Ill.: Claire Tourigny, from the book Les idées du jardinier paresseux: Potager by Larry Hodgson
When planning your garden, remember that harmful insects can have a great deal of difficulty locating their favorite plant when you move them around every year. It’s as if you changed apartments annually without leaving a forwarding address in order to shake off your creditors (and no, I’m not speaking from personal experience here!) Most insect pests, for example, lay their eggs in the soil at the base of the plant that fed them the previous summer or else overwinter there in a dormant phase or as pupae. Imagine their confusion when they wake up in the spring, ready to chomp down, but find nothing to eat nearby?
Moving your veggies annually is called rotation or crop rotation and it’s one of the basic tenants of organic gardening.
Rotation works best in large vegetable gardens where you really can keep a good distance between planting spots (2 meters/7 feet or more) from one year to the next. It’s less effective in small gardens, say the typical square foot garden of 1.2 m x 1.2 m/4 feet x 4 feet, but can still be worth trying.
Rotation Reduces Diseases Too
Diseases reproduce mostly by spores and they too usually overwinter in the foliage of the affected plant or in the ground at its feet. But while insects can at least start looking for a new host plant and sometimes succeed in locating one (although rotation means not all will be successful), spores, which have no eyes to seek with or nostrils to smell a plant with nor even an effective means of locomotion, are truly lost. They can usually only rely on the wind to carry them to their host and the wind is unreliable … or on gardeners inadvertently introducing spores from another part of the garden with contaminated garden tools. Proper crop rotation (and good tool sanitation) can also therefore be effective in preventing diseases on vegetables as well!
Rotation is a Family Affair
When considering crop rotation, you need to take one other detail into account: family ties.

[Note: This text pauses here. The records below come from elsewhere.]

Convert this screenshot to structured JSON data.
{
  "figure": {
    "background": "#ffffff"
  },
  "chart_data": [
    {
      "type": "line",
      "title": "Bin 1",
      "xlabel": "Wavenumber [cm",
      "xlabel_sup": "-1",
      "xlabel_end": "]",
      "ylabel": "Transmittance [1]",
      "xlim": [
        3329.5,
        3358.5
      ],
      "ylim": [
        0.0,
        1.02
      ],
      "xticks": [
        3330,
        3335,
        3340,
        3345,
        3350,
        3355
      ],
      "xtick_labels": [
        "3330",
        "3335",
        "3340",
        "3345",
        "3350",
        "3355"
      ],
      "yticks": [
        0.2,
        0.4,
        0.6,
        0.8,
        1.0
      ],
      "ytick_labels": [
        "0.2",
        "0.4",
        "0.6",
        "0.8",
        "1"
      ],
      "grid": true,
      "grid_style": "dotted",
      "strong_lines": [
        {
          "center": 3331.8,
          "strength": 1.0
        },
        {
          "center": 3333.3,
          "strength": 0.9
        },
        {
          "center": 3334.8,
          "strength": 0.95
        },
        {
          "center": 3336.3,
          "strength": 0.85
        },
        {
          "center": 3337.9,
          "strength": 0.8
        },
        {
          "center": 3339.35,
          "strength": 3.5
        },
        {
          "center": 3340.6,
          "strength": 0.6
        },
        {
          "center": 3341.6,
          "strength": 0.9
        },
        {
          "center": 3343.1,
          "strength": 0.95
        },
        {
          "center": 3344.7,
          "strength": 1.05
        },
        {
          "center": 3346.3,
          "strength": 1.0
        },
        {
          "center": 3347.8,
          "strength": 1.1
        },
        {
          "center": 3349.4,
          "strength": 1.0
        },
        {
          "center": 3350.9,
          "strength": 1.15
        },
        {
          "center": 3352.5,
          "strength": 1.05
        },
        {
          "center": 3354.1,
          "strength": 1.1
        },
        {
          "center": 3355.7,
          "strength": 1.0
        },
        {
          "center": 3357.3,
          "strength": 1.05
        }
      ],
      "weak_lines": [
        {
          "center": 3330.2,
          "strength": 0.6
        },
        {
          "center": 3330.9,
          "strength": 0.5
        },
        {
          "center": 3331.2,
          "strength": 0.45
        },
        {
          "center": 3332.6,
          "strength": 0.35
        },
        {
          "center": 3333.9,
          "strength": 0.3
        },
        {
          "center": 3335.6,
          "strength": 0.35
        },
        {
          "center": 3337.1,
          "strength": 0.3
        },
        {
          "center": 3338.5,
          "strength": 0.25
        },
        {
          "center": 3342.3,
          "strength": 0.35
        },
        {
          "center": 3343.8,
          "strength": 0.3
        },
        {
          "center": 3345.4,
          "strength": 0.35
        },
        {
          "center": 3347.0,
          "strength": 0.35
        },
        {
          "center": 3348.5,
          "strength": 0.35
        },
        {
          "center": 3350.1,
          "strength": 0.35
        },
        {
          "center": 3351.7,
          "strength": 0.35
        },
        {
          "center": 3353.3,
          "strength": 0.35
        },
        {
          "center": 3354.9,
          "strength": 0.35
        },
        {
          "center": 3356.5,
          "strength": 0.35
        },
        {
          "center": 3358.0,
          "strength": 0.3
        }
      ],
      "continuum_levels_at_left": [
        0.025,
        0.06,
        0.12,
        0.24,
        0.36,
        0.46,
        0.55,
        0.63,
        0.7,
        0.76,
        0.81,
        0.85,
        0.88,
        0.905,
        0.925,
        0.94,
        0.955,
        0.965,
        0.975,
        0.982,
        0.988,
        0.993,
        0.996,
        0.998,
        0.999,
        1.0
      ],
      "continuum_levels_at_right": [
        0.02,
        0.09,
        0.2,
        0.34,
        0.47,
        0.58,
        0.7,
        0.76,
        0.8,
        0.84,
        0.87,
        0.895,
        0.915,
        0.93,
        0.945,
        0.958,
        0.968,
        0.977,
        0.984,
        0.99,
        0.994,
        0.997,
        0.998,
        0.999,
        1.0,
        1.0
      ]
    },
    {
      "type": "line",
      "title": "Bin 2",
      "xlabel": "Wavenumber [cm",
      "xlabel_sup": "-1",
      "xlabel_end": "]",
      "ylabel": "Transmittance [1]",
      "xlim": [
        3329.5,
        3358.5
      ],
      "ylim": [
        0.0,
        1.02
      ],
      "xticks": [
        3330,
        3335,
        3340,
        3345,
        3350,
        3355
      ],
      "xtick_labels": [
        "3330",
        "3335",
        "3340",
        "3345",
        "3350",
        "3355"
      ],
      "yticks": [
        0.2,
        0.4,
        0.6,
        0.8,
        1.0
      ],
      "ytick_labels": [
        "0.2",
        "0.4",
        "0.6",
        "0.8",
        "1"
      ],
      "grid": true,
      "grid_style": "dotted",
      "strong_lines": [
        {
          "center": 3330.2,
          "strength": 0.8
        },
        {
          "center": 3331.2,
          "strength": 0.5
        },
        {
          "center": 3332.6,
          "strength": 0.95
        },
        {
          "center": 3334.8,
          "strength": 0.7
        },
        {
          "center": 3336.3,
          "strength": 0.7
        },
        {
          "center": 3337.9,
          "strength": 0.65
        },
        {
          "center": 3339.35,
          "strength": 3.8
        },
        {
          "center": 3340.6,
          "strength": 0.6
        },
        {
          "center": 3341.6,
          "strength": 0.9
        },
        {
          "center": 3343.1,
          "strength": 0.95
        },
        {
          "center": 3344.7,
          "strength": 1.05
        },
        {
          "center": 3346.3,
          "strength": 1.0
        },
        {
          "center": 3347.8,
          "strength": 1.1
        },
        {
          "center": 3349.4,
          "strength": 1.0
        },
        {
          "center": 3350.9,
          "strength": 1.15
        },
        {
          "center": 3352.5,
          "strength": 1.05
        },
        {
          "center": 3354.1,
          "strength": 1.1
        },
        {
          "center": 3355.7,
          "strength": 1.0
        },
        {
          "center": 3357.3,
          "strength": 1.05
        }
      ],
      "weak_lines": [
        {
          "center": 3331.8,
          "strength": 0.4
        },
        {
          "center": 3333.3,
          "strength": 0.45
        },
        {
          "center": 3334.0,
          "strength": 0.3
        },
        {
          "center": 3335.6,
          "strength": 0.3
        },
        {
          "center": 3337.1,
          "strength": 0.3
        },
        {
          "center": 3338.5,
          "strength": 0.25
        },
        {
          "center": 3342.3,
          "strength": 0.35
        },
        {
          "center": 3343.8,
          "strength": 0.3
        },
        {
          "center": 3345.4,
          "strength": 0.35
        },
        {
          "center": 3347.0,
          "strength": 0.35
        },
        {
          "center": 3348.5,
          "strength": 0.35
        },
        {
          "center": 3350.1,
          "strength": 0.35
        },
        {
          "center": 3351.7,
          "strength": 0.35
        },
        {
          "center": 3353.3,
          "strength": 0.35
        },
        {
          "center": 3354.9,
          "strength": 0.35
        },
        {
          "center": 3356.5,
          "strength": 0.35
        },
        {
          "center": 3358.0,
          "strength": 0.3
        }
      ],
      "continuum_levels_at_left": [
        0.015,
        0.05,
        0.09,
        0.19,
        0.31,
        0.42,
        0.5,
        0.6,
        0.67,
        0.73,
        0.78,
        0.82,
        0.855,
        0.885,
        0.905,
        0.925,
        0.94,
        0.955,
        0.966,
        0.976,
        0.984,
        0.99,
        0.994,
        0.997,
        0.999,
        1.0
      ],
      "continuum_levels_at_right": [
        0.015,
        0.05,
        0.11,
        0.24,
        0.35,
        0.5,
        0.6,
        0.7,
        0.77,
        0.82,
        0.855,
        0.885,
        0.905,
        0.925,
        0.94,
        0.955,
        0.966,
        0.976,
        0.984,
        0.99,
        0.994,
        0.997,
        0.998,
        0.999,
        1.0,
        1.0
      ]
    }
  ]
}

Plant pests are often specific not to a single plant, but to a whole family of plants. That’s why tobacco mosaic virus can attack any plant in the Solanaceae family (tomatoes, peppers, eggplant and even petunias and nicotianas … and the latter are not even vegetables!) And the cabbage butterfly will attack, quite indiscriminately, any member of the cabbage family (cabbage, cauliflower, Brussels sprouts, broccoli, mustard, etc.). So, when doing your crop rotation, also try to avoid putting plants of the same family in a spot where one of its members grew the previous year.
The following list of common vegetables according to their family could be very helpful in planning your crop rotation.
Vegetables by Family
Garlic, onion, leek, shallot
New Zealand spinach
Amaranth, beet, orache, quinoa, spinach, Swiss chard
Carrot, celery, celeriac, fennel, parsnip
Artichoke, cardoon, lettuce, Jerusalem artichoke
Arugula, broccoli, Brussels sprouts, cabbage, cauliflower, kale, kohlrabi, mustard, radish, turnip, rutabaga
Cucumber, melon, pumpkin, squash, watermelon, zucchini
Bean, broad bean, pea
Eggplant, ground cherry, pepper, potato, tomato
A 4-year Rotation
Insects are the easiest to control by crop rotation. If they don’t find a host plant rapidly very next year, they die. You could use a two-year rotation if only insects were involved.
Diseases, however, are more persistent: most spores can survive for more than a year in the ground, waiting until their favorite plant—or a family member—returns. That’s why a four-year rotation is generally recommended: most diseases will be gone, or at least severely weakened, after 3 fallow years.
So, there you have it: crop rotation is simple. Just avoid planting the same vegetable, or other plant of the same family, in the same place for at least 4 years. That way you can help thwart both bugs and diseases.